The Commercial Buildings Energy Efficiency Tax Deduction, commonly referred to as 179D, is the only direct federal incentive designed to assist commercial building owners in recovering some of the costs for high-efficiency components and systems. The commercial buildings must meet certain energy-saving performance targets to receive the incentive.

Originally enacted by the Energy Policy Act of 2005, the incentive allows for a tax deduction of up to $1.80 per square foot to owners of existing and new buildings who install energy-efficient building components that reduce a building’s total energy consumption by at least 50 percent above the ASHRAE 90.1 (2001) standard.

The three building components that can be applied are:

  1. Interior lighting systems.
  2. Heating, cooling, ventilation and hot water systems.
  3. Building envelope.

A partial deduction of $0.60 per square foot is also available. Those energy reduction targets are 20 percent for interior lighting systems, 20 percent for HVAC and hot water systems, and 10 percent for the building envelope.
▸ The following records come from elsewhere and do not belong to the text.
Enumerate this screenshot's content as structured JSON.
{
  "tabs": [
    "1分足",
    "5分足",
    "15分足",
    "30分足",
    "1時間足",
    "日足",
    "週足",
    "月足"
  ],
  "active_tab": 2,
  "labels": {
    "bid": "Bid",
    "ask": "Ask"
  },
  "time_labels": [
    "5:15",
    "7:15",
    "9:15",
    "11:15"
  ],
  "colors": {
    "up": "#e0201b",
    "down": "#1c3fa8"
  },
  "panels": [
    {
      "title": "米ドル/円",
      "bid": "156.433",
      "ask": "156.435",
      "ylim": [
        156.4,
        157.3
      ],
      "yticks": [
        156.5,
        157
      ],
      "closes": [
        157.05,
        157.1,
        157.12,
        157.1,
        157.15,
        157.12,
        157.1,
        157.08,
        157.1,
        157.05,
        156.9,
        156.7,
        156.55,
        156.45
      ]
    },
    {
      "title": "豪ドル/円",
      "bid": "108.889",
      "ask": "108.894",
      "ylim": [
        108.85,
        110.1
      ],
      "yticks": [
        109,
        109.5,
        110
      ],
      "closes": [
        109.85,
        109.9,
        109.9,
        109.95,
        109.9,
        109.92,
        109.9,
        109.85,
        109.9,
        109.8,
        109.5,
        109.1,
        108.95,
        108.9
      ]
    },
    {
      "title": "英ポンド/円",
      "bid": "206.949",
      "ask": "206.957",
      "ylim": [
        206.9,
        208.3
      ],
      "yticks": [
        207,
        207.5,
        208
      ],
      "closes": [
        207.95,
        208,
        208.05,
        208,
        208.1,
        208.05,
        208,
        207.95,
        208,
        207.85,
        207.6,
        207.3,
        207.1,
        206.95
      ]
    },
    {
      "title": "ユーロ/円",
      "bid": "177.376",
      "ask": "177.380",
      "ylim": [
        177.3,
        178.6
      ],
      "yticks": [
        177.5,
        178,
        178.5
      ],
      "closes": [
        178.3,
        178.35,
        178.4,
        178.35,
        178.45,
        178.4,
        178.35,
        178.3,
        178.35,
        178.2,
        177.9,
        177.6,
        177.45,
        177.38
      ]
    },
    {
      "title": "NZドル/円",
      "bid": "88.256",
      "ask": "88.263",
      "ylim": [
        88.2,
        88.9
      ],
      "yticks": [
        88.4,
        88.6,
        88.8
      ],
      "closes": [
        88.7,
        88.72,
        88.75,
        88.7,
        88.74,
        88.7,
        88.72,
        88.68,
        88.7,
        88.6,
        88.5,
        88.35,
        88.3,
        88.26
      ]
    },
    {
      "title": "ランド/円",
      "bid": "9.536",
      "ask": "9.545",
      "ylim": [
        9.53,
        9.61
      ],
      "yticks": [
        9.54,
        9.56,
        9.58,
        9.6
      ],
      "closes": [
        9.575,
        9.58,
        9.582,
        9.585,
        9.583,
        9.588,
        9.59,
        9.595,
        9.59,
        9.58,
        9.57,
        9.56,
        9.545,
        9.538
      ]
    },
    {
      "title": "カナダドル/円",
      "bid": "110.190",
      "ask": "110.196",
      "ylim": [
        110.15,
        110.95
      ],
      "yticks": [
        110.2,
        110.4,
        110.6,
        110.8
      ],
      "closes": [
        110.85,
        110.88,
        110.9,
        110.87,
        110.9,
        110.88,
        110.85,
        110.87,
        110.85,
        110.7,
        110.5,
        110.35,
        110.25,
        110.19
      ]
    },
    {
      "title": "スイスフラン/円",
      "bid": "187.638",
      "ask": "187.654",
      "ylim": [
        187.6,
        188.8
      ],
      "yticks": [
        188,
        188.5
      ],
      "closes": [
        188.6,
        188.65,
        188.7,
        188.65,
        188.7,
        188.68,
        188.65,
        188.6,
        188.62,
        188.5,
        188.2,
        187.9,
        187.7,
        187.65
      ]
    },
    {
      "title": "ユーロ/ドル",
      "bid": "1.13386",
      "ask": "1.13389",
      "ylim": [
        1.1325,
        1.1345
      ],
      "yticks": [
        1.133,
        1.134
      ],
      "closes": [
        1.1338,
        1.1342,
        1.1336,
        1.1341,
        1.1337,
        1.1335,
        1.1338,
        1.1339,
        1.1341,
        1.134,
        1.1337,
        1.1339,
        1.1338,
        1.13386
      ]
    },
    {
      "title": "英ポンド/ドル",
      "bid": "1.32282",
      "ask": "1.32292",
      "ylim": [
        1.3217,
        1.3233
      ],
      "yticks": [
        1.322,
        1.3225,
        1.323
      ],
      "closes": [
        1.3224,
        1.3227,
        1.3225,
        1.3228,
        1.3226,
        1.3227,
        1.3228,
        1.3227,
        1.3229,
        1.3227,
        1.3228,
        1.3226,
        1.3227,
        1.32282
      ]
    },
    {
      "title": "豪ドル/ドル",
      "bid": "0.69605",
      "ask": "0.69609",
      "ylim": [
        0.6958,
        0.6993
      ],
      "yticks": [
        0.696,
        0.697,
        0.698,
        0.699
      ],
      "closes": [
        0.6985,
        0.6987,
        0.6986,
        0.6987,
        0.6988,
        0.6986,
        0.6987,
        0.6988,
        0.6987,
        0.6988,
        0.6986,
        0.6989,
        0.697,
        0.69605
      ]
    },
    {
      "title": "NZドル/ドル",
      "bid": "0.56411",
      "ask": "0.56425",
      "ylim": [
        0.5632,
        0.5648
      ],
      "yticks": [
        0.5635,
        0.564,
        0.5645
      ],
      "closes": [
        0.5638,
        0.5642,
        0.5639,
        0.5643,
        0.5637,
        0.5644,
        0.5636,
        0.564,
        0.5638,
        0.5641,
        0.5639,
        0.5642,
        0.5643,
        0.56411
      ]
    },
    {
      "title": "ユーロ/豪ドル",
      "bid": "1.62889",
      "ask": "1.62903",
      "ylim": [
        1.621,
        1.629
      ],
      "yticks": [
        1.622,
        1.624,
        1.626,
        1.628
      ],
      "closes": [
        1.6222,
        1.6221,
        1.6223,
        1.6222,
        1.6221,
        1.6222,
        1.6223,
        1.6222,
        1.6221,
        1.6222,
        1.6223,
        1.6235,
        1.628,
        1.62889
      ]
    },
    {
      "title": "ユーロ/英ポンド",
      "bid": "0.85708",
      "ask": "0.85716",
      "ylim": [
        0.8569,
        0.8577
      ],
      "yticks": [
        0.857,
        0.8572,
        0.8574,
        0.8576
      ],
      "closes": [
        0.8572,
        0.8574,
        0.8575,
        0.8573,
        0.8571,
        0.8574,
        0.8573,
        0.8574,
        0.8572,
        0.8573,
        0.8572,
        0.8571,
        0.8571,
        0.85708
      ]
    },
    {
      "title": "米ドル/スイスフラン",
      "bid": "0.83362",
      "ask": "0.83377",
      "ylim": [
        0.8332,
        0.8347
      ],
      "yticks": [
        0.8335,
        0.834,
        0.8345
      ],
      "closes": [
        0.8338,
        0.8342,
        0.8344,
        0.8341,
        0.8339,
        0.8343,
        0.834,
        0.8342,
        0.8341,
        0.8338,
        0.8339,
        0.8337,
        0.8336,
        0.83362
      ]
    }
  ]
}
Congress has historically been very supportive of the 179D tax incentive. Originally set to expire in 2007, the deduction has been extended several times--most recently until December 31, 2016. Before its expiration, the deduction was the only available tax incentive allowing developers to deduct some of the costs associated with installing energy efficient upgrades.

The 179D deduction has been touted by supporters as the best way for the federal government to incentivize energy efficiency in the built environment. Among suggested improvements to the deduction is to change it to a tax credit, and to increase the incentive amount from $1.80 per square foot to $3.00.

Proponents are now focusing their efforts on renewing the provision, which expired along with a host of other tax provisions known as “Tax Extenders” at the end of 2016. Reestablishment of the deduction will be an issue in the debate over tax reform.


In December 2015, Congress passed and the President signed the Protecting Americans from Tax Hikes Act ("PATH" Act) that extended 179D through December 31, 2016.

The deduction is currently expired. Projects placed in service prior to January 1, 2017, may still qualify for the incentive, however projects placed in service after that date will not qualify unless Congress passes legislation to retroactively renew the deduction.


NAIOP supports reestablishing the tax incentive for energy efficiency improvements in commercial buildings, and making it part of the permanent tax code.


With the expiration of 179D, there are now few federal tools available to promote advanced energy efficient technologies to create high performance buildings.

  • Congress should restore and make permanent the 179D tax deduction.
  • Modifications to the incentive should include converting the deduction to a tax credit and increasing the monetary benefit from $1.80 a square foot to $3.
  • A Real Estate Investment Trust (REIT) tax structure typically does not allow for the use of a tax deduction or credit. To broaden the base of projects that could tax advantage of the incentive, allowances should be made to pass on the tax savings to a REIT’s tenants or the design professionals of the project.